Un docente que explicaba el tema del “aprendizaje vicario” propuesto por Bandura le compartió a su grupo que, ahora que ha permanecido más tiempo en casa, pudo aprender a hacer arroz viendo cómo su mujer lo hacía. Se fijó cómo enjuagaba el arroz, molía el jitomate antes de comenzar a freír el grano para evitar que se quemara y le agregaba el agua y la sal. Alentó a sus alumnos a que pudieran experimentar este tipo de aprendizaje llevándolo fuera de la computadora y, al mismo tiempo, compartió su manera de lidiar con el encierro. No se alejó del contenido de la clase ni detuvo el programa; comprendió lo difícil que es para todos, en especial para los adolescentes, permanecer entre las cuatro paredes de la casa y trató de ampliarles el panorama en donde pudieran explorar, seguir aprendiendo, experimentar ciertas habilidades o acercarse a la cocina desde una perspectiva diferente.

Si consideramos que hay angustia por permanecer alejados físicamente de la escuela, de las amistades y las actividades, por pérdidas de seres queridos o conocidos y por disminución de la economía y de las visitas a la familia, se vuelve necesario mantener una actitud cálida y de mayor atención a esos estados emocionales que no son los mismos que dentro del aula, ya que en ella los alumnos podían compartir sus dudas y tener en el receso un espacio lúdico para asimilar entre iguales lo que acontecía en su vida diaria.

Hoy resulta indispensable no perder de vista que estar a distancia no significa ser fríos o indiferentes; más bien, los contenidos académicos pueden y deben ser relacionados con la vida cotidiana para que no se quede en el plano intelectual.

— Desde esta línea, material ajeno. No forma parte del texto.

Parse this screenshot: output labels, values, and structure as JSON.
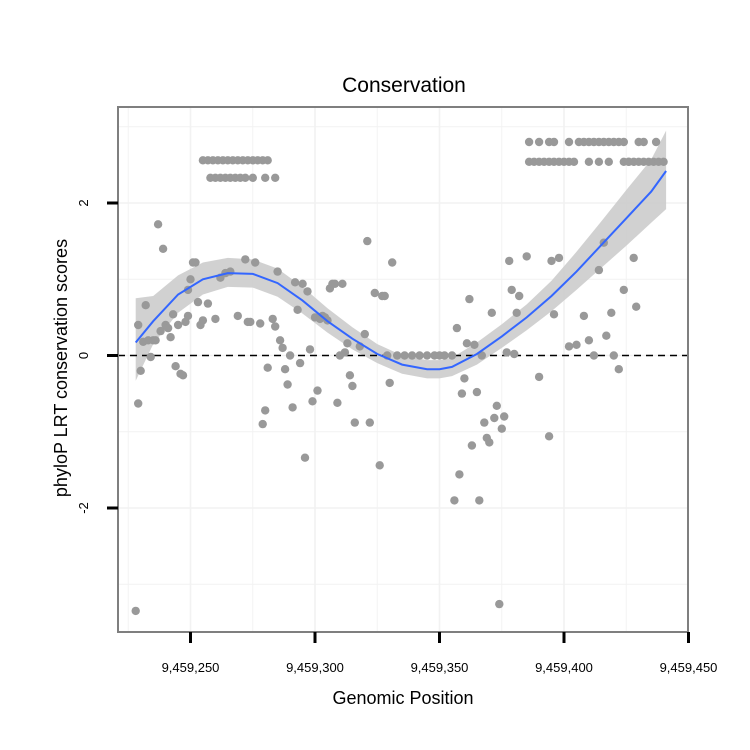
{
  "chart_data": {
    "type": "scatter",
    "title": "Conservation",
    "xlabel": "Genomic Position",
    "ylabel": "phyloP LRT conservation scores",
    "xlim": [
      9459220,
      9459450
    ],
    "ylim": [
      -3.5,
      3.3
    ],
    "x_ticks": [
      9459250,
      9459300,
      9459350,
      9459400,
      9459450
    ],
    "x_tick_labels": [
      "9,459,250",
      "9,459,300",
      "9,459,350",
      "9,459,400",
      "9,459,450"
    ],
    "y_ticks": [
      -2,
      0,
      2
    ],
    "y_tick_labels": [
      "-2",
      "0",
      "2"
    ],
    "reference_line": {
      "y": 0,
      "style": "dashed"
    },
    "grid": true,
    "colors": {
      "points": "#999999",
      "smooth_line": "#3366ff",
      "confidence_band": "#cccccc",
      "grid": "#f2f2f2",
      "border": "#7f7f7f",
      "reference": "#000000"
    },
    "points": [
      [
        9459228,
        -3.35
      ],
      [
        9459229,
        -0.63
      ],
      [
        9459229,
        0.4
      ],
      [
        9459230,
        -0.2
      ],
      [
        9459231,
        0.18
      ],
      [
        9459232,
        0.66
      ],
      [
        9459233,
        0.2
      ],
      [
        9459234,
        -0.02
      ],
      [
        9459235,
        0.2
      ],
      [
        9459236,
        0.2
      ],
      [
        9459237,
        1.72
      ],
      [
        9459238,
        0.32
      ],
      [
        9459239,
        1.4
      ],
      [
        9459240,
        0.4
      ],
      [
        9459241,
        0.36
      ],
      [
        9459242,
        0.24
      ],
      [
        9459243,
        0.54
      ],
      [
        9459244,
        -0.14
      ],
      [
        9459245,
        0.4
      ],
      [
        9459246,
        -0.24
      ],
      [
        9459247,
        -0.26
      ],
      [
        9459248,
        0.44
      ],
      [
        9459249,
        0.52
      ],
      [
        9459249,
        0.86
      ],
      [
        9459250,
        1.0
      ],
      [
        9459251,
        1.22
      ],
      [
        9459252,
        1.22
      ],
      [
        9459253,
        0.7
      ],
      [
        9459254,
        0.4
      ],
      [
        9459255,
        0.46
      ],
      [
        9459257,
        0.68
      ],
      [
        9459260,
        0.48
      ],
      [
        9459262,
        1.02
      ],
      [
        9459264,
        1.08
      ],
      [
        9459266,
        1.1
      ],
      [
        9459269,
        0.52
      ],
      [
        9459272,
        1.26
      ],
      [
        9459273,
        0.44
      ],
      [
        9459274,
        0.44
      ],
      [
        9459276,
        1.22
      ],
      [
        9459278,
        0.42
      ],
      [
        9459279,
        -0.9
      ],
      [
        9459280,
        -0.72
      ],
      [
        9459281,
        -0.16
      ],
      [
        9459283,
        0.48
      ],
      [
        9459284,
        0.38
      ],
      [
        9459285,
        1.1
      ],
      [
        9459286,
        0.2
      ],
      [
        9459287,
        0.1
      ],
      [
        9459288,
        -0.18
      ],
      [
        9459289,
        -0.38
      ],
      [
        9459290,
        0.0
      ],
      [
        9459291,
        -0.68
      ],
      [
        9459292,
        0.96
      ],
      [
        9459293,
        0.6
      ],
      [
        9459294,
        -0.1
      ],
      [
        9459295,
        0.94
      ],
      [
        9459296,
        -1.34
      ],
      [
        9459297,
        0.84
      ],
      [
        9459298,
        0.08
      ],
      [
        9459299,
        -0.6
      ],
      [
        9459300,
        0.5
      ],
      [
        9459301,
        -0.46
      ],
      [
        9459302,
        0.48
      ],
      [
        9459303,
        0.52
      ],
      [
        9459304,
        0.5
      ],
      [
        9459305,
        0.46
      ],
      [
        9459306,
        0.88
      ],
      [
        9459307,
        0.94
      ],
      [
        9459308,
        0.94
      ],
      [
        9459309,
        -0.62
      ],
      [
        9459310,
        0.0
      ],
      [
        9459311,
        0.94
      ],
      [
        9459312,
        0.04
      ],
      [
        9459313,
        0.16
      ],
      [
        9459314,
        -0.26
      ],
      [
        9459315,
        -0.4
      ],
      [
        9459316,
        -0.88
      ],
      [
        9459318,
        0.12
      ],
      [
        9459320,
        0.28
      ],
      [
        9459321,
        1.5
      ],
      [
        9459322,
        -0.88
      ],
      [
        9459324,
        0.82
      ],
      [
        9459326,
        -1.44
      ],
      [
        9459327,
        0.78
      ],
      [
        9459328,
        0.78
      ],
      [
        9459329,
        0.0
      ],
      [
        9459330,
        -0.36
      ],
      [
        9459331,
        1.22
      ],
      [
        9459333,
        0.0
      ],
      [
        9459336,
        0.0
      ],
      [
        9459339,
        0.0
      ],
      [
        9459342,
        0.0
      ],
      [
        9459345,
        0.0
      ],
      [
        9459348,
        0.0
      ],
      [
        9459350,
        0.0
      ],
      [
        9459352,
        0.0
      ],
      [
        9459355,
        0.0
      ],
      [
        9459356,
        -1.9
      ],
      [
        9459357,
        0.36
      ],
      [
        9459358,
        -1.56
      ],
      [
        9459359,
        -0.5
      ],
      [
        9459360,
        -0.3
      ],
      [
        9459361,
        0.16
      ],
      [
        9459362,
        0.74
      ],
      [
        9459363,
        -1.18
      ],
      [
        9459364,
        0.14
      ],
      [
        9459365,
        -0.48
      ],
      [
        9459366,
        -1.9
      ],
      [
        9459367,
        0.0
      ],
      [
        9459368,
        -0.88
      ],
      [
        9459369,
        -1.08
      ],
      [
        9459370,
        -1.14
      ],
      [
        9459371,
        0.56
      ],
      [
        9459372,
        -0.82
      ],
      [
        9459373,
        -0.66
      ],
      [
        9459374,
        -3.26
      ],
      [
        9459375,
        -0.96
      ],
      [
        9459376,
        -0.8
      ],
      [
        9459377,
        0.04
      ],
      [
        9459378,
        1.24
      ],
      [
        9459379,
        0.86
      ],
      [
        9459380,
        0.02
      ],
      [
        9459381,
        0.56
      ],
      [
        9459382,
        0.78
      ],
      [
        9459385,
        1.3
      ],
      [
        9459390,
        -0.28
      ],
      [
        9459394,
        -1.06
      ],
      [
        9459395,
        1.24
      ],
      [
        9459396,
        0.54
      ],
      [
        9459398,
        1.28
      ],
      [
        9459402,
        0.12
      ],
      [
        9459405,
        0.14
      ],
      [
        9459408,
        0.52
      ],
      [
        9459410,
        0.2
      ],
      [
        9459412,
        0.0
      ],
      [
        9459414,
        1.12
      ],
      [
        9459416,
        1.48
      ],
      [
        9459417,
        0.26
      ],
      [
        9459419,
        0.56
      ],
      [
        9459420,
        0.0
      ],
      [
        9459422,
        -0.18
      ],
      [
        9459424,
        0.86
      ],
      [
        9459426,
        2.54
      ],
      [
        9459428,
        1.28
      ],
      [
        9459429,
        0.64
      ],
      [
        9459255,
        2.56
      ],
      [
        9459257,
        2.56
      ],
      [
        9459259,
        2.56
      ],
      [
        9459261,
        2.56
      ],
      [
        9459263,
        2.56
      ],
      [
        9459265,
        2.56
      ],
      [
        9459267,
        2.56
      ],
      [
        9459269,
        2.56
      ],
      [
        9459271,
        2.56
      ],
      [
        9459273,
        2.56
      ],
      [
        9459275,
        2.56
      ],
      [
        9459277,
        2.56
      ],
      [
        9459279,
        2.56
      ],
      [
        9459281,
        2.56
      ],
      [
        9459258,
        2.33
      ],
      [
        9459260,
        2.33
      ],
      [
        9459262,
        2.33
      ],
      [
        9459264,
        2.33
      ],
      [
        9459266,
        2.33
      ],
      [
        9459268,
        2.33
      ],
      [
        9459270,
        2.33
      ],
      [
        9459272,
        2.33
      ],
      [
        9459275,
        2.33
      ],
      [
        9459280,
        2.33
      ],
      [
        9459284,
        2.33
      ],
      [
        9459386,
        2.8
      ],
      [
        9459390,
        2.8
      ],
      [
        9459394,
        2.8
      ],
      [
        9459396,
        2.8
      ],
      [
        9459402,
        2.8
      ],
      [
        9459406,
        2.8
      ],
      [
        9459408,
        2.8
      ],
      [
        9459410,
        2.8
      ],
      [
        9459412,
        2.8
      ],
      [
        9459414,
        2.8
      ],
      [
        9459416,
        2.8
      ],
      [
        9459418,
        2.8
      ],
      [
        9459420,
        2.8
      ],
      [
        9459422,
        2.8
      ],
      [
        9459424,
        2.8
      ],
      [
        9459430,
        2.8
      ],
      [
        9459432,
        2.8
      ],
      [
        9459437,
        2.8
      ],
      [
        9459386,
        2.54
      ],
      [
        9459388,
        2.54
      ],
      [
        9459390,
        2.54
      ],
      [
        9459392,
        2.54
      ],
      [
        9459394,
        2.54
      ],
      [
        9459396,
        2.54
      ],
      [
        9459398,
        2.54
      ],
      [
        9459400,
        2.54
      ],
      [
        9459402,
        2.54
      ],
      [
        9459404,
        2.54
      ],
      [
        9459410,
        2.54
      ],
      [
        9459414,
        2.54
      ],
      [
        9459418,
        2.54
      ],
      [
        9459424,
        2.54
      ],
      [
        9459426,
        2.54
      ],
      [
        9459428,
        2.54
      ],
      [
        9459430,
        2.54
      ],
      [
        9459432,
        2.54
      ],
      [
        9459434,
        2.54
      ],
      [
        9459436,
        2.54
      ],
      [
        9459438,
        2.54
      ],
      [
        9459440,
        2.54
      ]
    ],
    "smooth": {
      "x": [
        9459228,
        9459235,
        9459245,
        9459255,
        9459265,
        9459275,
        9459285,
        9459295,
        9459305,
        9459315,
        9459325,
        9459335,
        9459345,
        9459350,
        9459355,
        9459365,
        9459375,
        9459385,
        9459395,
        9459405,
        9459415,
        9459425,
        9459435,
        9459441
      ],
      "y": [
        0.17,
        0.45,
        0.8,
        1.0,
        1.08,
        1.07,
        0.95,
        0.72,
        0.45,
        0.22,
        0.02,
        -0.12,
        -0.18,
        -0.18,
        -0.15,
        0.02,
        0.25,
        0.5,
        0.78,
        1.1,
        1.45,
        1.8,
        2.15,
        2.42
      ],
      "ci_low": [
        -0.33,
        0.15,
        0.56,
        0.8,
        0.9,
        0.89,
        0.77,
        0.55,
        0.3,
        0.08,
        -0.1,
        -0.24,
        -0.3,
        -0.3,
        -0.27,
        -0.12,
        0.1,
        0.33,
        0.58,
        0.86,
        1.15,
        1.44,
        1.74,
        1.92
      ],
      "ci_high": [
        0.75,
        0.78,
        1.05,
        1.22,
        1.28,
        1.26,
        1.14,
        0.9,
        0.62,
        0.37,
        0.15,
        0.0,
        -0.06,
        -0.06,
        -0.03,
        0.17,
        0.41,
        0.67,
        0.98,
        1.36,
        1.76,
        2.17,
        2.57,
        2.95
      ]
    }
  }
}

Hay un gran terreno por explorar en la educación a distancia. Tenemos la oportunidad de darle rienda suelta a la curiosidad y creatividad docentes para usar aplicaciones, innovar las herramientas y conocer más acerca del aprendizaje en el nuevo contexto.

En Eleia sabemos la importancia que tiene el sentir del alumnado y de los docentes; por ello, se ha emprendido, desde hace meses, la tarea de mantener contacto telefónico con cada alumno y saber cómo se encuentran sus esferas importantes: él mismo, su familia y el trabajo. Ello ha permitido encontrar un espacio de cercanía emocional, a pesar de que la virtualidad nos ha atravesado.